Mrs Robinsons XO sprung from the idea of imitating the famous Hong Kong sauce using ingredients from Brandenburg & the surrounding areas. They use crustaceans & eel from Tiergarten & Havelsee and dry chillis from Grete Peschken and Olaf Schnelle over the summer to use throughout the year. The deep umami flavour is enhanced with off-cuts from Mrs Robinson’s homemade charcuterie (Erdhof Seewalde pigs) and the best freshly pressed rapeseed oil. Whipped together with butter churned by Backenholz Creamery, this makes for a spreadable umami delight!
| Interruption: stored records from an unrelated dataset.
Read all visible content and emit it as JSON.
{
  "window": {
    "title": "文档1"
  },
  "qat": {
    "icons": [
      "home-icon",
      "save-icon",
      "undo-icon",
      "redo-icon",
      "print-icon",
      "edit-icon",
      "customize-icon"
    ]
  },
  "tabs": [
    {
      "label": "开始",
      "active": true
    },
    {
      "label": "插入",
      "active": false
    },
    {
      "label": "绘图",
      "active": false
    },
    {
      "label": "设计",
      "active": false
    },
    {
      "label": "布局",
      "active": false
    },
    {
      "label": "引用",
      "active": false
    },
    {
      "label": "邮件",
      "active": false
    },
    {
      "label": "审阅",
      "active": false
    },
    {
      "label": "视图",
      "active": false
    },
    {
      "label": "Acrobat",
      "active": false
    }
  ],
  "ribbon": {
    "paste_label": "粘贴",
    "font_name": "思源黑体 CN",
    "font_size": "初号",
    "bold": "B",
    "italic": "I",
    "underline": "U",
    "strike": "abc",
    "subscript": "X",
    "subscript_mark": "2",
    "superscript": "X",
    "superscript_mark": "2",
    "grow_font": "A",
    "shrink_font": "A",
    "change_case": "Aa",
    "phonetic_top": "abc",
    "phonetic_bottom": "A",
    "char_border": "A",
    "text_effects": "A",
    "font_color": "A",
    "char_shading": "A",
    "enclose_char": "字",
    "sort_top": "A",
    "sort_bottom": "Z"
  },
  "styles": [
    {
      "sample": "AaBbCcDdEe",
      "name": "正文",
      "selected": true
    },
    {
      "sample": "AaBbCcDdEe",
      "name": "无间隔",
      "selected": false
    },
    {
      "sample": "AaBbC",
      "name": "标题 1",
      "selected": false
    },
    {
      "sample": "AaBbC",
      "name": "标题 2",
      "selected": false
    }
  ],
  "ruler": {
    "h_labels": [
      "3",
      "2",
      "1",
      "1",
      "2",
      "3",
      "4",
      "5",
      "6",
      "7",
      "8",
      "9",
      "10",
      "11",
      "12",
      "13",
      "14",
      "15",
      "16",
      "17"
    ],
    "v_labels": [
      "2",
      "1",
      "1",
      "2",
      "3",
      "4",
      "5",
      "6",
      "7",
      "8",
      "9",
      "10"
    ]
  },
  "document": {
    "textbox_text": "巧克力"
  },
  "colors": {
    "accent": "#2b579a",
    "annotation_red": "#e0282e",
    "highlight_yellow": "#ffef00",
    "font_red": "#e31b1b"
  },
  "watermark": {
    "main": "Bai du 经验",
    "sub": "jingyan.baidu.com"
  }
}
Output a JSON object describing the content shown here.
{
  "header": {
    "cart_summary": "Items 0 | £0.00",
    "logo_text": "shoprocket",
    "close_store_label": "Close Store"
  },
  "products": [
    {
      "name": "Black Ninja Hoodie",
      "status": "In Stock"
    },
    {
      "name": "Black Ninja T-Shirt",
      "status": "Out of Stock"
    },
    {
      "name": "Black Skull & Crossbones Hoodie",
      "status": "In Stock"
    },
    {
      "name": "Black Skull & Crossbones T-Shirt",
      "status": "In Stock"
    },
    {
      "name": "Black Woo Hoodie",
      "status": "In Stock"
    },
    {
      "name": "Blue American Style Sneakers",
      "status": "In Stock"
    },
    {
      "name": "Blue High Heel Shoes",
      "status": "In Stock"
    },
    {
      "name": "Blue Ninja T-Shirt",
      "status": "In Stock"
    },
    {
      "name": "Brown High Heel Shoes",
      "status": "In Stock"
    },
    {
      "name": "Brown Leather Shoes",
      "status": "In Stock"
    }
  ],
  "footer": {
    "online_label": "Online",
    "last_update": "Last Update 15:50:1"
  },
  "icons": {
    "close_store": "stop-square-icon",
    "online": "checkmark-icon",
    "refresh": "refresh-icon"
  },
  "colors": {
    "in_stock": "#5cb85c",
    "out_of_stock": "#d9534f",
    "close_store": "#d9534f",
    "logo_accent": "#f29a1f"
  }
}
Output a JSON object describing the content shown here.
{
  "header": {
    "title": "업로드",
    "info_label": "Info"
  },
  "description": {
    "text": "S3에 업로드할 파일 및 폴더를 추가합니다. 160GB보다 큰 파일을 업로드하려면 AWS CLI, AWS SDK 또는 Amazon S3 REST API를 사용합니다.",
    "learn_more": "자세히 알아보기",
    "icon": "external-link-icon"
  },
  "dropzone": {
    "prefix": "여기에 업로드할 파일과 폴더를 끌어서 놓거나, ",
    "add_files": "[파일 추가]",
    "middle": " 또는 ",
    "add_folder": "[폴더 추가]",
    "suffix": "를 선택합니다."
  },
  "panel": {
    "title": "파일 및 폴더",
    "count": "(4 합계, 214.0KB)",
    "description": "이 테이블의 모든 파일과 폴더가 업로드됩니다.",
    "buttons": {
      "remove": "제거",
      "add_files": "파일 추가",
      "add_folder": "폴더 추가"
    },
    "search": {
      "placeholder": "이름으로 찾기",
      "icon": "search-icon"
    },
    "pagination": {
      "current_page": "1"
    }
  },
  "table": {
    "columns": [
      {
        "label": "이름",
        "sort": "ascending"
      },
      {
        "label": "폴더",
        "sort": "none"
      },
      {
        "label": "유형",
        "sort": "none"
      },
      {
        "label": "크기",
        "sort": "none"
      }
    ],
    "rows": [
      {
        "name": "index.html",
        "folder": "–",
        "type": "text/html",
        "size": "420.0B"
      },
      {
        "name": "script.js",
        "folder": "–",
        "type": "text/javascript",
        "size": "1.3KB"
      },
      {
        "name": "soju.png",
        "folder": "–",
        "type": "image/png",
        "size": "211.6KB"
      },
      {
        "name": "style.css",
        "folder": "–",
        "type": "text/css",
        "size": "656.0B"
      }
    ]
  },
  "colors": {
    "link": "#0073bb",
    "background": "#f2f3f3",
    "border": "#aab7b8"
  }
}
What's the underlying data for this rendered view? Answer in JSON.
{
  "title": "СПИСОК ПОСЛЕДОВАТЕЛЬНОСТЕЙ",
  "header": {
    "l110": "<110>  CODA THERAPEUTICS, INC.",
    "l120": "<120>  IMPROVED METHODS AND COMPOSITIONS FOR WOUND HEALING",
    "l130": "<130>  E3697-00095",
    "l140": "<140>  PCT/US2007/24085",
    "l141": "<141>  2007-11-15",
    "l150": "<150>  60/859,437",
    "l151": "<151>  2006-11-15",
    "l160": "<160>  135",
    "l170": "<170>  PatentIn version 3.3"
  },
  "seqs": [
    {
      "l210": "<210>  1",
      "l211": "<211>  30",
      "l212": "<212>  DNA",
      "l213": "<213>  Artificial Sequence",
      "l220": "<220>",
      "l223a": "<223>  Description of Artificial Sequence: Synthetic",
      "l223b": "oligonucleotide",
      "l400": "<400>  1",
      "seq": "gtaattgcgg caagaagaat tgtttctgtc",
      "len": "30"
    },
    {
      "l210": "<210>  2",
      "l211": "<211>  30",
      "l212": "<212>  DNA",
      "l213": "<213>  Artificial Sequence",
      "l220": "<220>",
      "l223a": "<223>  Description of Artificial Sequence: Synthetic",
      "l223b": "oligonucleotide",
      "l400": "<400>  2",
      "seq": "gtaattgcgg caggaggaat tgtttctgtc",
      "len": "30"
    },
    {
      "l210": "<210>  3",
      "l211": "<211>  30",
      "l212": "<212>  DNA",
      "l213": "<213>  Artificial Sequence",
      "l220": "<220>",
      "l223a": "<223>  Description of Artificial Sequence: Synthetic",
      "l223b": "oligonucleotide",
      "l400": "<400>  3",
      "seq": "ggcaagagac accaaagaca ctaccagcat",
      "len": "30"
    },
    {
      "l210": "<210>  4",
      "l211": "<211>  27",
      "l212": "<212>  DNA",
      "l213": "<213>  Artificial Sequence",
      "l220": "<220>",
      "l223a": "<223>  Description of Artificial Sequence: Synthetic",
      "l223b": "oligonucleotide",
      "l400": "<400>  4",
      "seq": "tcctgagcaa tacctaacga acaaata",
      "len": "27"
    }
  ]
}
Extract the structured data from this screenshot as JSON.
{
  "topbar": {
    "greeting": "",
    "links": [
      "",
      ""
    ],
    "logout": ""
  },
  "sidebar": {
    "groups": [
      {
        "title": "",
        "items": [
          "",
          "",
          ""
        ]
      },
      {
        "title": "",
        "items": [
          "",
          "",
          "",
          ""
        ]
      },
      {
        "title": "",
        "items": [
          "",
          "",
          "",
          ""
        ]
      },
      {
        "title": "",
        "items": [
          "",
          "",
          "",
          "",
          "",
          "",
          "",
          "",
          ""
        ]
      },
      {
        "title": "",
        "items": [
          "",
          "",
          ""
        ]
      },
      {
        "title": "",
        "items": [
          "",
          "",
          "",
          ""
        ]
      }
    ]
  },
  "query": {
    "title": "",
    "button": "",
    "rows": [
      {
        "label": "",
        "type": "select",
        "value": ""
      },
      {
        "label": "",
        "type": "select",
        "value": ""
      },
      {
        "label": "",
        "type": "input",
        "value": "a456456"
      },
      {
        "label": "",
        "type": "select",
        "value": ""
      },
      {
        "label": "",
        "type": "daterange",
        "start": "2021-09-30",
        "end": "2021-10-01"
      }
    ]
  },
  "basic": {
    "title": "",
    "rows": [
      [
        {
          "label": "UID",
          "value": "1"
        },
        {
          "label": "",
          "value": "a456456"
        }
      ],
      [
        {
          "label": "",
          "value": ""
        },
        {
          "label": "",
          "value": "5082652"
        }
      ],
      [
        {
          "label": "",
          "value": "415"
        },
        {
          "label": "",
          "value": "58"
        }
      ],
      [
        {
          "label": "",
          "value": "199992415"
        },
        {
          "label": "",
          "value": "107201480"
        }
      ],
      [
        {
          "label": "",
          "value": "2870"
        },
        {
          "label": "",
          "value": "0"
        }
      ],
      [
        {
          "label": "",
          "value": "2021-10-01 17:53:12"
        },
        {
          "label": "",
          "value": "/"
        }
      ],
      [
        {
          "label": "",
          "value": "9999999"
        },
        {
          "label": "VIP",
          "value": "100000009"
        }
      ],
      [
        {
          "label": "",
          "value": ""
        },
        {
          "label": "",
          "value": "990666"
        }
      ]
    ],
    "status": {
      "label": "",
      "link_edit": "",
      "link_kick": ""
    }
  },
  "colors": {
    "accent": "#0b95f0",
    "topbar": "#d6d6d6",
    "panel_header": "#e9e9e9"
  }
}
Delicious on hot toast with a poached or boiled egg, on crumpets or fresh waffles. Or put some sweet potatoes in the oven, add salt and a dollop of XO butter. Also great with roasted veggies, on top of grilled fish, seafood or with steak. Cooking scallops or whole prawns in it also works a charm. Here’s a really simple, can’t-go-wrong recipe: cook up some gnocchi, then make a sauce au beurre by melting XO butter in a saucepan, adding a little of the cooking water and then tossing the gnocchi through the buttery goodness. A few leaves on top are all you need.
Also, toss it through freshly popped popcorn!!!